December 22nd 2020 will be the 120th anniversary of the first car, as we know it. Commissioned by the gentleman in the photo – Austrian businessman & diplomat, Emil Jellinek – the 35HP model was designed by Wilhelm Maybach and Paul Daimler. A purpose-made long & wide steel chassis. A powerful 5.9 litre 4-cylinder engine, mounted low to help the centre-of-gravity. Electric sparking by Bosch… This most definitely was not a ‘horseless carriage’. This was the first modern car, and it was built to race.
The Daimler Motoren Gesellschaft racing programme had come to a sudden stop in March 1900 when chief mechanic Wilhelm Bauer was killed at the Nice-La Turbie race. The DMG he was racing was entered by Emil Jellinek – DMG’s French distributor, and automotive evangelist.
DMG were chastened, Jellinek less so. Just three days after La Turbie, a deal was struck. Jellinek would set out the criteria for a new Daimler racing car, and Maybach would be given the freedom to interpret them. “…it will be the car of the day after tomorrow”. Jellinek placed an initial order for thirty-eight of the new model, plus another thirty-six standard 8HP cars – delivered by year’s end. The cost? 500,000 Goldmark – but for that Jellinek wanted exclusive rights to the new car, and a seat on the board. It was, perhaps, the best deal Daimler ever made.
Work started immediately – with Jellinek overseeing the project via daily telegrams and trips to Stuttgart. By 22nd November the car was ready for testing – Jellinek taking delivery of the first example at Nice railway station on Saturday, 22nd December, 1900. This first 35HP model – already pre-sold to Henri de Rothschild – was the revolution Jellinek had hoped for.

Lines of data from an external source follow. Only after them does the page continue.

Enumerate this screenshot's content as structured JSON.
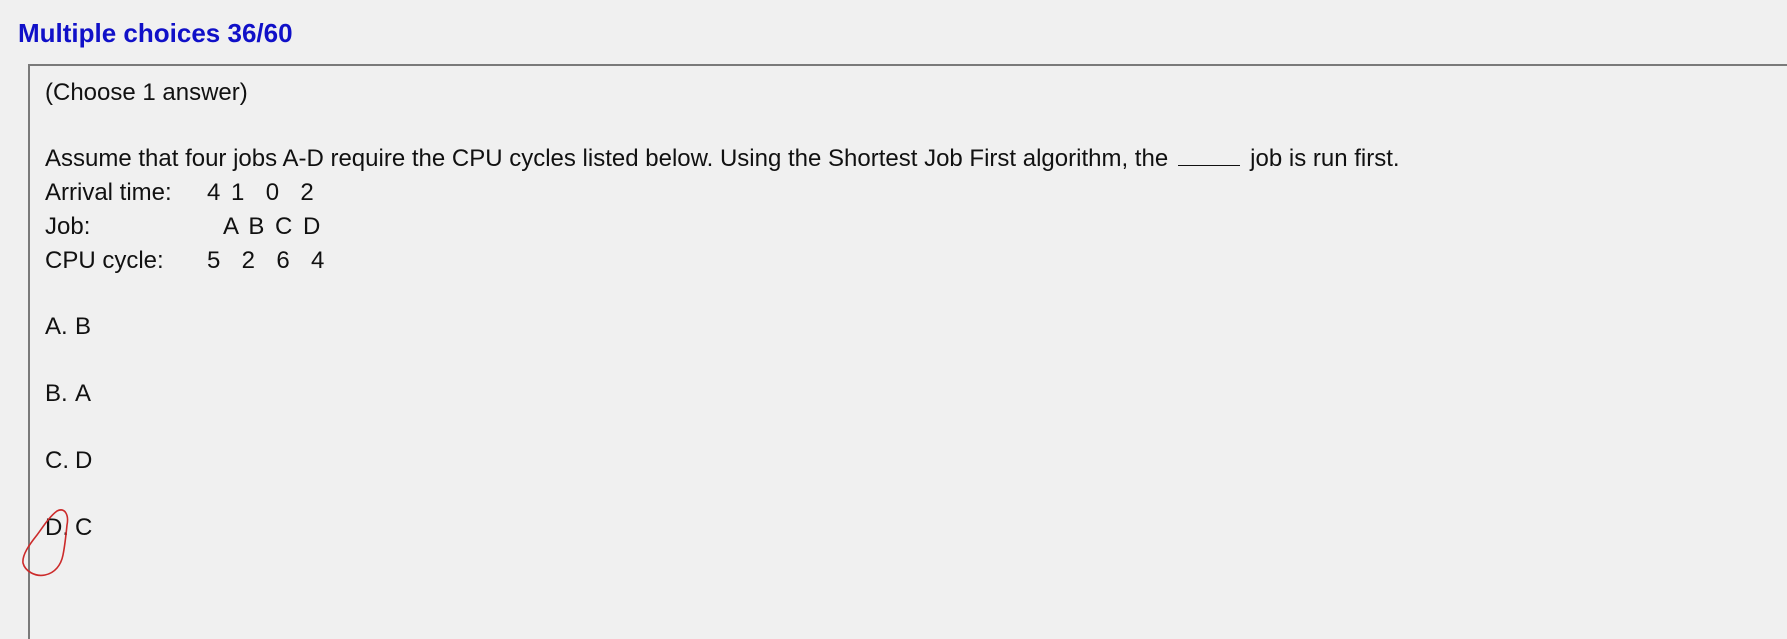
{
  "header": {
    "title": "Multiple choices 36/60"
  },
  "question": {
    "instruction": "(Choose 1 answer)",
    "stem_before": "Assume that four jobs A-D require the CPU cycles listed below. Using the Shortest Job First algorithm, the",
    "stem_after": "job is run first.",
    "table": [
      {
        "label": "Arrival time:",
        "values": "4 1  0  2"
      },
      {
        "label": "Job:",
        "values": "A B C D"
      },
      {
        "label": "CPU cycle:",
        "values": "5  2  6  4"
      }
    ]
  },
  "options": [
    {
      "letter": "A.",
      "text": "B"
    },
    {
      "letter": "B.",
      "text": "A"
    },
    {
      "letter": "C.",
      "text": "D"
    },
    {
      "letter": "D.",
      "text": "C"
    }
  ],
  "annotation": {
    "color": "#cc2a2a"
  }
}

The new car was immediately put to it’s intended work – Jellinek entering a six-car squad in the Grand Prix du Sud-Ouest. The Automobile Club de Béarn’s 300-kilometre road race was a tough opening to the season, coming just a couple of weeks after the delivery of the new cars. Too much, too soon. The 35HPs suffered the multiple technical issues to be expected with a brand-new racing car. Victory in the heavy car class went to Maurice Farman on a Panhard 24HP. Undaunted, plans were made for ‘Nice Week’.
One year on from Daimler’s tragedy, five of the new cars lined-up for the 1901 Nice-La Turbie… and they crushed the opposition! Wilhelm Werner – the Kaiser’s driver – on that first Rothschild 35HP broke all records, in all classes. Maxing-out at 53mph, he won at an average speed of 31.9mph… the existing race record was 19.4mph! Motoring would never be the same again.
This tale has one more historical twist.
Emil Jellinek named the new car that he had created. As with his house, and his racing team, he named it after his 10-year-old daughter Adriana… or rather, his pet name for her. This new machine, that would revolutionise transport & racing was called… Mercédès.
The Daimler production lines were flat-out in 1901. The demand for ‘family’ versions of the Mercédès 35hp – and smaller capacity models – was huge, and by September 1902 ‘Mercédès’ was a Daimler trademark. The brand so instantly synonymus – iconic – that in June 1903 Emil changed his name to Jellinek-Mercédès. “This is probably the first time that a father has taken his daughter’s name”.
The new century – The Century of the Automobile – was soon to be very cruel to the Jellinek family, but their legacy is undeniable. At the conclusion of that dominant first win in 1901, Paul Meyan of the Automobile Club de France stated, “We have entered the Mercédès era.”. No matter what vehicle you choose, I believe we are still in the Mercédès era – thanks to those events, 120 years ago.